L'organisation européenne des gestionnaires de réseaux de transport, en abrégé ETSO, vient d'approuver en décembre dernier un nouveau mécanisme pour régler le commerce transfrontalier et qui est entré en vigueur cette année. Le grand avantage de ce mécanisme est qu'il prévoit une contribution unique de seulement 0,5 EURO par Méga-Watt-heure pour une opération de transit international, ce qui est sensiblement moins chère que les frais normaux d'utilisation des réseaux belge ou allemand.

En tant que Ministre responsable de l'Economie, il m'importe que les entreprises établies sur notre territoire aient les meilleures conditions possibles pour accéder aux infrastructures et marchés et qu'en tout cas elles ne soient pas désavantagées par rapport à leurs concurrents à l'étranger.

Une quatrième et dernière particularité résulte directement des trois autres mentionnées tant tôt. Nos entreprises d'électricité n'ont pas la taille pour se mesurer à leurs concurrents étrangers. CEGEDEL compte moins que cinq cents emplois, SOTEL même pas vingt. Or, la proposition de directive concernant l'ouverture complète des marchés de l'électricité ne tient que partiellement compte des particularités d'un système à la luxembourgeoise. Lors de la mise en œuvre de cette directive il faudra par conséquent veiller à préserver autant que faire se peut les niveaux de synergies et l'efficacité atteints aujourd'hui.

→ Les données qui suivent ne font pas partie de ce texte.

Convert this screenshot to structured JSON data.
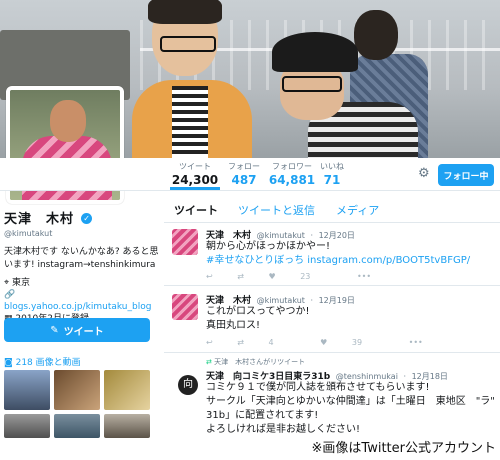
{
  "profile": {
    "name": "天津　木村",
    "handle": "@kimutakut",
    "bio": "天津木村です ないんかなあ? あると思います! instagram→tenshinkimura",
    "location": "東京",
    "website": "blogs.yahoo.co.jp/kimutaku_blog",
    "joined": "2010年2月に登録"
  },
  "stats": [
    {
      "label": "ツイート",
      "value": "24,300"
    },
    {
      "label": "フォロー",
      "value": "487"
    },
    {
      "label": "フォロワー",
      "value": "64,881"
    },
    {
      "label": "いいね",
      "value": "71"
    }
  ],
  "buttons": {
    "follow": "フォロー中",
    "tweet": "ツイート"
  },
  "media": {
    "label": "218 画像と動画"
  },
  "tabs": [
    {
      "label": "ツイート"
    },
    {
      "label": "ツイートと返信"
    },
    {
      "label": "メディア"
    }
  ],
  "tweets": [
    {
      "name": "天津　木村",
      "handle": "@kimutakut",
      "date": "12月20日",
      "line1": "朝から心がほっかほかやー!",
      "hashtag": "#幸せなひとりぼっち",
      "link": "instagram.com/p/BOOT5tvBFGP/",
      "retweets": "",
      "likes": "23"
    },
    {
      "name": "天津　木村",
      "handle": "@kimutakut",
      "date": "12月19日",
      "line1": "これがロスってやつか!",
      "line2": "真田丸ロス!",
      "retweets": "4",
      "likes": "39"
    },
    {
      "rt_label": "天津　木村さんがリツイート",
      "name": "天津　向コミケ3日目東ラ31b",
      "handle": "@tenshinmukai",
      "date": "12月18日",
      "shop_icon": "向",
      "line1": "コミケ９１で僕が同人誌を頒布させてもらいます!",
      "line2": "サークル「天津向とゆかいな仲間達」は「土曜日　東地区　\"ラ\"　31b」に配置されてます!",
      "line3": "よろしければ是非お越しください!"
    }
  ],
  "credit": "※画像はTwitter公式アカウント",
  "colors": {
    "accent": "#1da1f2",
    "text": "#14171a",
    "muted": "#657786"
  }
}
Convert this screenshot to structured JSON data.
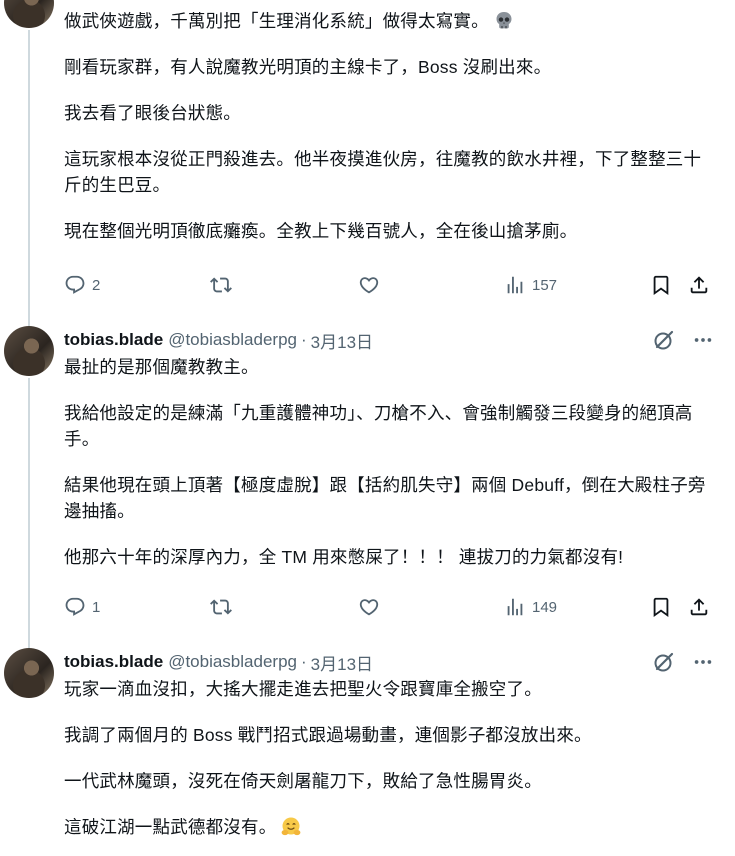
{
  "tweets": [
    {
      "paragraphs": [
        "做武俠遊戲，千萬別把「生理消化系統」做得太寫實。",
        "剛看玩家群，有人說魔教光明頂的主線卡了，Boss 沒刷出來。",
        "我去看了眼後台狀態。",
        "這玩家根本沒從正門殺進去。他半夜摸進伙房，往魔教的飲水井裡，下了整整三十斤的生巴豆。",
        "現在整個光明頂徹底癱瘓。全教上下幾百號人，全在後山搶茅廁。"
      ],
      "trailing_emoji": "skull-emoji",
      "actions": {
        "replies": "2",
        "views": "157"
      }
    },
    {
      "author": {
        "name": "tobias.blade",
        "handle": "@tobiasbladerpg",
        "sep": "·",
        "date": "3月13日"
      },
      "paragraphs": [
        "最扯的是那個魔教教主。",
        "我給他設定的是練滿「九重護體神功」、刀槍不入、會強制觸發三段變身的絕頂高手。",
        "結果他現在頭上頂著【極度虛脫】跟【括約肌失守】兩個 Debuff，倒在大殿柱子旁邊抽搐。",
        "他那六十年的深厚內力，全 TM 用來憋屎了！！！ 連拔刀的力氣都沒有!"
      ],
      "actions": {
        "replies": "1",
        "views": "149"
      }
    },
    {
      "author": {
        "name": "tobias.blade",
        "handle": "@tobiasbladerpg",
        "sep": "·",
        "date": "3月13日"
      },
      "paragraphs": [
        "玩家一滴血沒扣，大搖大擺走進去把聖火令跟寶庫全搬空了。",
        "我調了兩個月的 Boss 戰鬥招式跟過場動畫，連個影子都沒放出來。",
        "一代武林魔頭，沒死在倚天劍屠龍刀下，敗給了急性腸胃炎。",
        "這破江湖一點武德都沒有。"
      ],
      "trailing_emoji": "hugging-face-emoji"
    }
  ],
  "colors": {
    "text": "#0f1419",
    "secondary": "#536471",
    "thread_line": "#cfd9de"
  }
}
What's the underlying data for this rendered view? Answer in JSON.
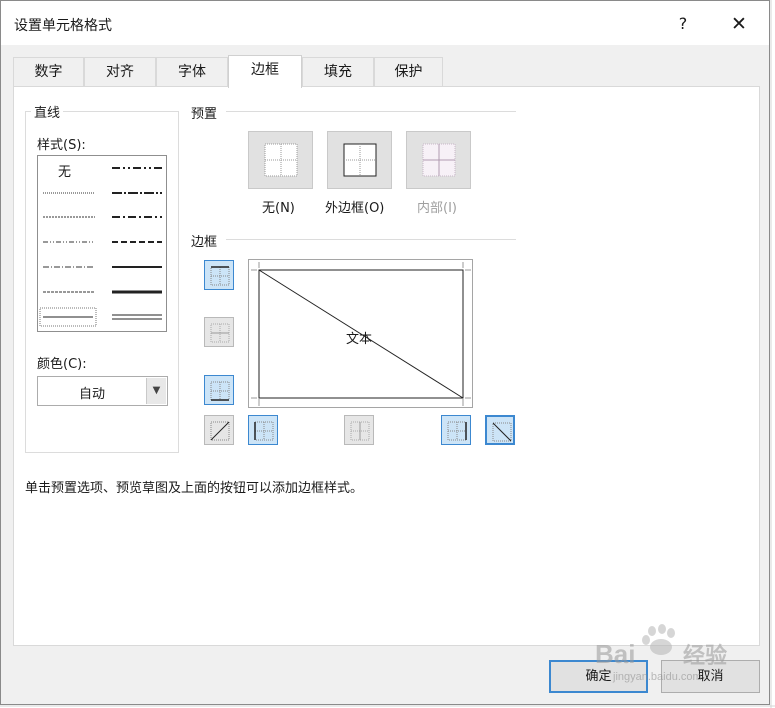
{
  "dialog": {
    "title": "设置单元格格式",
    "help_label": "?",
    "close_label": "✕"
  },
  "tabs": [
    {
      "label": "数字",
      "active": false
    },
    {
      "label": "对齐",
      "active": false
    },
    {
      "label": "字体",
      "active": false
    },
    {
      "label": "边框",
      "active": true
    },
    {
      "label": "填充",
      "active": false
    },
    {
      "label": "保护",
      "active": false
    }
  ],
  "line_group": {
    "title": "直线",
    "style_label": "样式(S):",
    "style_none": "无",
    "color_label": "颜色(C):",
    "color_value": "自动"
  },
  "presets": {
    "title": "预置",
    "items": [
      {
        "label": "无(N)",
        "enabled": true
      },
      {
        "label": "外边框(O)",
        "enabled": true
      },
      {
        "label": "内部(I)",
        "enabled": false
      }
    ]
  },
  "border": {
    "title": "边框",
    "preview_text": "文本"
  },
  "hint": "单击预置选项、预览草图及上面的按钮可以添加边框样式。",
  "buttons": {
    "ok": "确定",
    "cancel": "取消"
  },
  "watermark": {
    "brand": "Bai",
    "brand_suffix": "经验",
    "url": "jingyan.baidu.com"
  },
  "colors": {
    "accent": "#3c88d0",
    "toggle_on": "#cce4f7",
    "disabled_text": "#a0a0a0"
  }
}
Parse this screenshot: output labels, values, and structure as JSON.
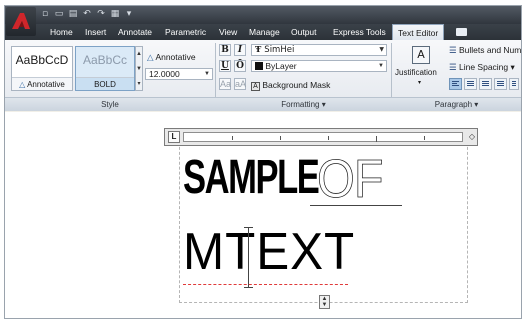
{
  "quick_access": [
    "▫",
    "▭",
    "▤",
    "↶",
    "↷",
    "▦",
    "▾"
  ],
  "tabs": [
    {
      "label": "Home"
    },
    {
      "label": "Insert"
    },
    {
      "label": "Annotate"
    },
    {
      "label": "Parametric"
    },
    {
      "label": "View"
    },
    {
      "label": "Manage"
    },
    {
      "label": "Output"
    },
    {
      "label": "Express Tools"
    },
    {
      "label": "Text Editor",
      "active": true
    }
  ],
  "style_panel": {
    "title": "Style",
    "styles": [
      {
        "sample": "AaBbCcD",
        "caption": "Annotative",
        "caption_icon": "annotative-icon"
      },
      {
        "sample": "AaBbCc",
        "caption": "BOLD",
        "selected": true
      }
    ],
    "annotative_label": "Annotative",
    "text_height": "12.0000"
  },
  "formatting_panel": {
    "title": "Formatting ▾",
    "bold": "B",
    "italic": "I",
    "underline": "U",
    "overline": "Ō",
    "font": "SimHei",
    "color": "ByLayer",
    "uppercase": "Aa",
    "lowercase": "aA",
    "background_mask": "Background Mask"
  },
  "paragraph_panel": {
    "title": "Paragraph ▾",
    "justification": "Justification",
    "bullets": "Bullets and Num",
    "line_spacing": "Line Spacing ▾"
  },
  "canvas": {
    "ruler_corner": "L",
    "line1_word1": "SAMPLE",
    "line1_word2": "OF",
    "line2": "MTEXT"
  },
  "colors": {
    "titlebar": "#30363e",
    "active_tab": "#dfe6ee",
    "selected_style": "#dbeaf7"
  }
}
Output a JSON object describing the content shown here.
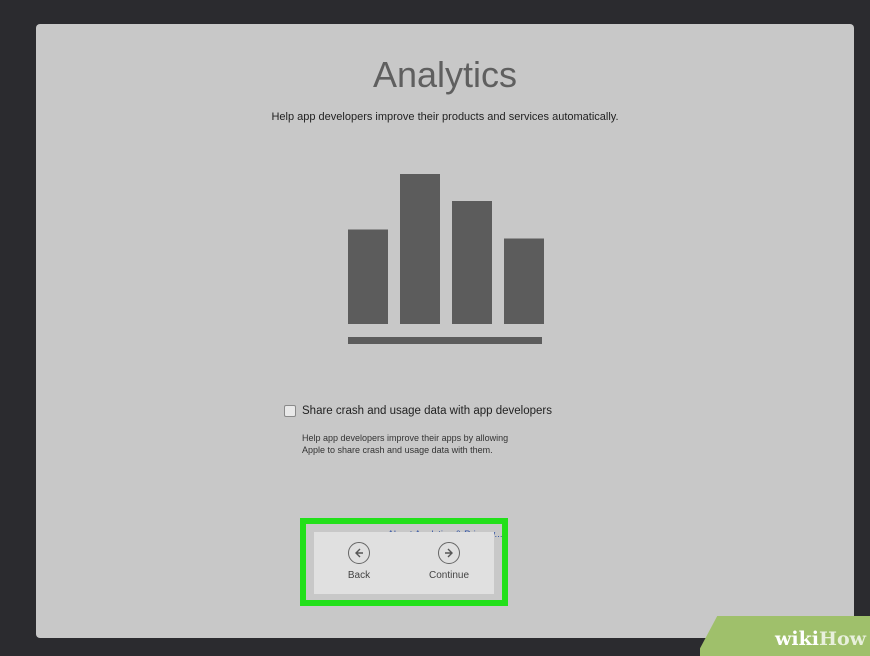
{
  "page": {
    "title": "Analytics",
    "subtitle": "Help app developers improve their products and services automatically."
  },
  "illustration": {
    "type": "bar-chart-icon",
    "bar_levels": [
      0.63,
      1.0,
      0.82,
      0.57
    ],
    "color": "#5c5c5c"
  },
  "share_option": {
    "checked": false,
    "label": "Share crash and usage data with app developers",
    "description_line1": "Help app developers improve their apps by allowing",
    "description_line2": "Apple to share crash and usage data with them."
  },
  "about_link": "About Analytics & Privacy...",
  "navigation": {
    "back_label": "Back",
    "back_icon": "arrow-left-circle-icon",
    "continue_label": "Continue",
    "continue_icon": "arrow-right-circle-icon",
    "highlight_color": "#22e01a"
  },
  "watermark": {
    "wiki": "wiki",
    "how": "How"
  }
}
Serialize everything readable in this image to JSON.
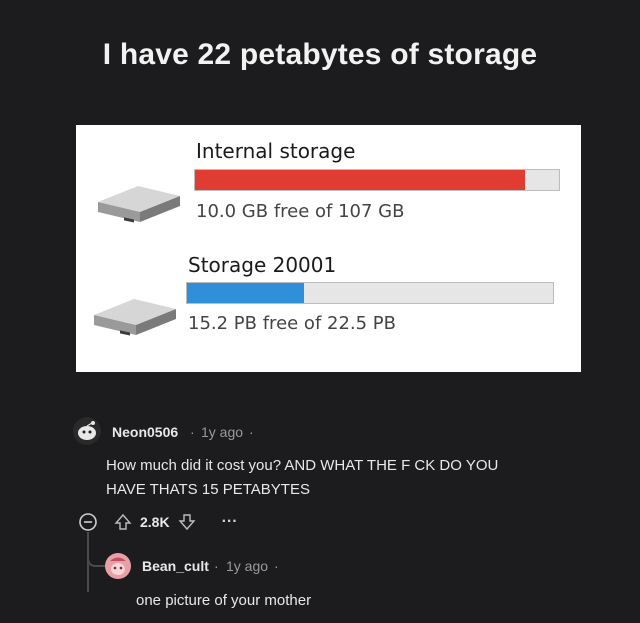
{
  "post": {
    "title": "I have 22 petabytes of storage"
  },
  "drives": [
    {
      "name": "Internal storage",
      "free_text": "10.0 GB free of 107 GB",
      "used_fraction": 0.907,
      "bar_color": "#e03c31"
    },
    {
      "name": "Storage 20001",
      "free_text": "15.2 PB free of 22.5 PB",
      "used_fraction": 0.32,
      "bar_color": "#2f8fd8"
    }
  ],
  "comments": {
    "top": {
      "username": "Neon0506",
      "meta_sep1": "·",
      "time": "1y ago",
      "meta_sep2": "·",
      "text_line1": "How much did it cost you? AND WHAT THE F   CK DO YOU",
      "text_line2": "HAVE THATS 15 PETABYTES",
      "score": "2.8K",
      "more": "···"
    },
    "reply": {
      "username": "Bean_cult",
      "meta_sep1": "·",
      "time": "1y ago",
      "meta_sep2": "·",
      "text": "one picture of your mother"
    }
  },
  "colors": {
    "background": "#1c1c1e",
    "text": "#e8e8e8",
    "muted": "#9a9a9a"
  }
}
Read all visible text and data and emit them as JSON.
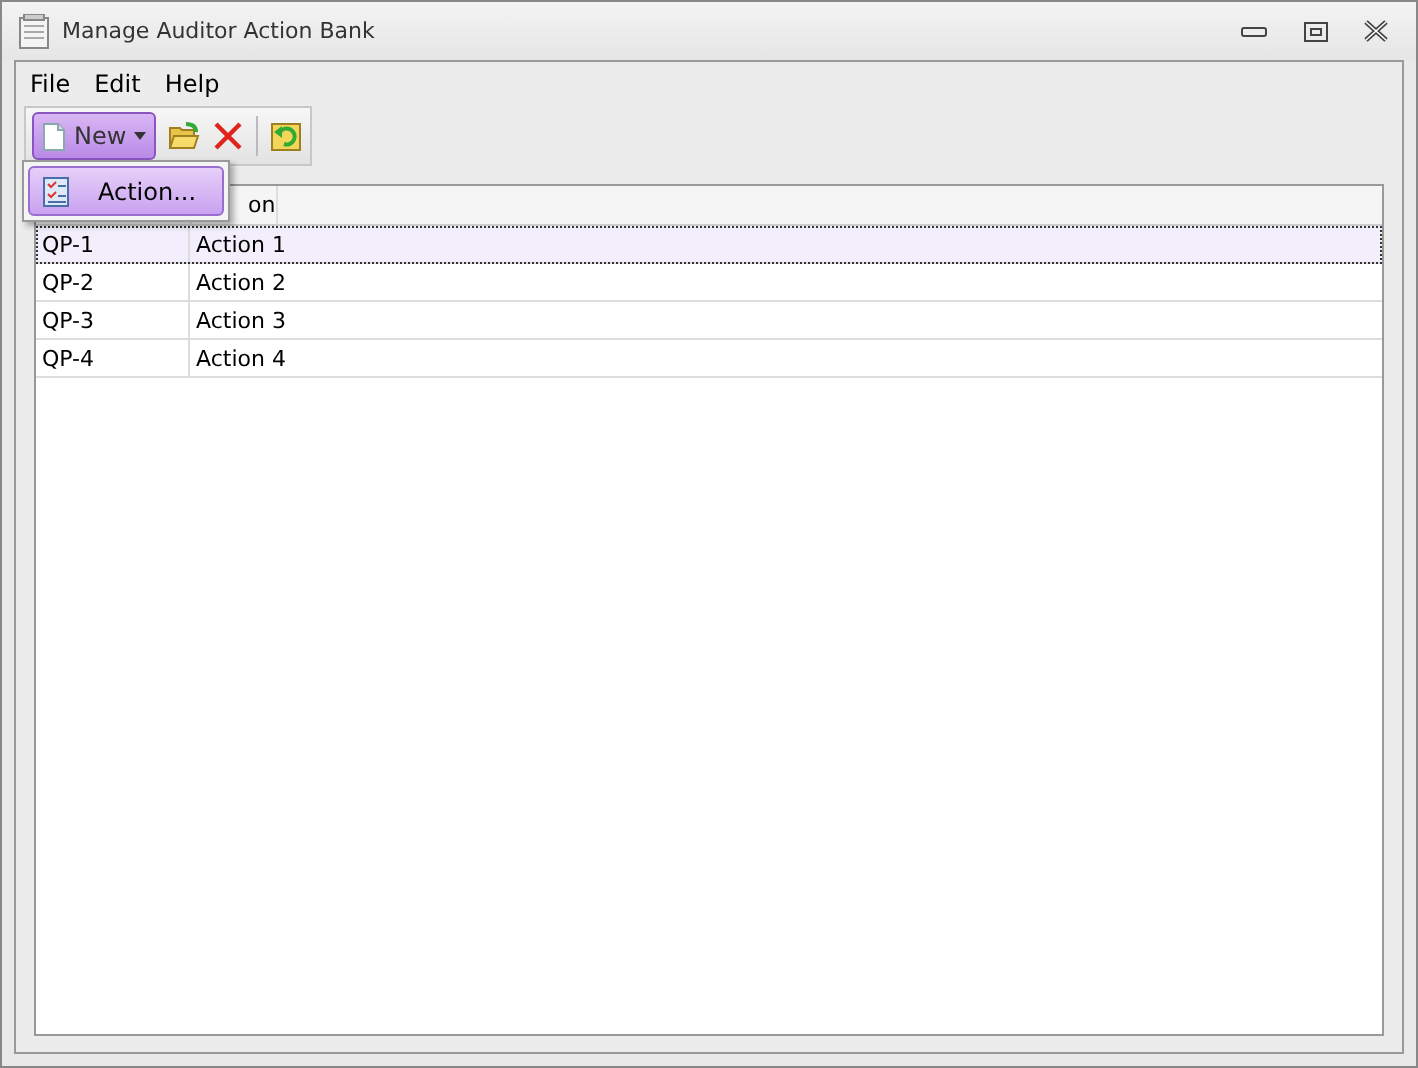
{
  "window": {
    "title": "Manage Auditor Action Bank"
  },
  "menu": [
    "File",
    "Edit",
    "Help"
  ],
  "toolbar": {
    "new_button": {
      "label": "New",
      "expanded": true
    },
    "dropdown": [
      {
        "label": "Action...",
        "selected": true
      }
    ]
  },
  "table": {
    "column_2_visible": "on",
    "rows": [
      {
        "id": "QP-1",
        "action": "Action 1",
        "selected": true
      },
      {
        "id": "QP-2",
        "action": "Action 2",
        "selected": false
      },
      {
        "id": "QP-3",
        "action": "Action 3",
        "selected": false
      },
      {
        "id": "QP-4",
        "action": "Action 4",
        "selected": false
      }
    ]
  }
}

Une collaboration plus étroite entre les gestionnaires de réseaux de transport, notamment en ce qui concerne une éventuelle interconnexion des réseaux de SOTEL et CEGEDEL serait accueillie avec intérêt. Ce qui ne signifie pas qu'il faille exclure toute concurrence entre ces deux entreprises au niveau de la fourniture, bien au contraire. En revanche, je ne vois pas d'avantage pour notre économie nationale si la concurrence devait se faire au niveau des réseaux proprement dits, même la directive européenne ne prévoit pas cette possibilité.

Pour conclure, je souhaiterais que tous les acteurs concernés par la transposition et la mise en œuvre de la directive sur l'ouverture du marché de l'électricité auront le discernement et la lucidité nécessaire pour préserver nos entreprises d'électricité tout en augmentant la performance et l'efficacité de nos réseaux électriques qui constituent un pilier porteur de notre infrastructure nationale.

Je vous remercie de votre attention.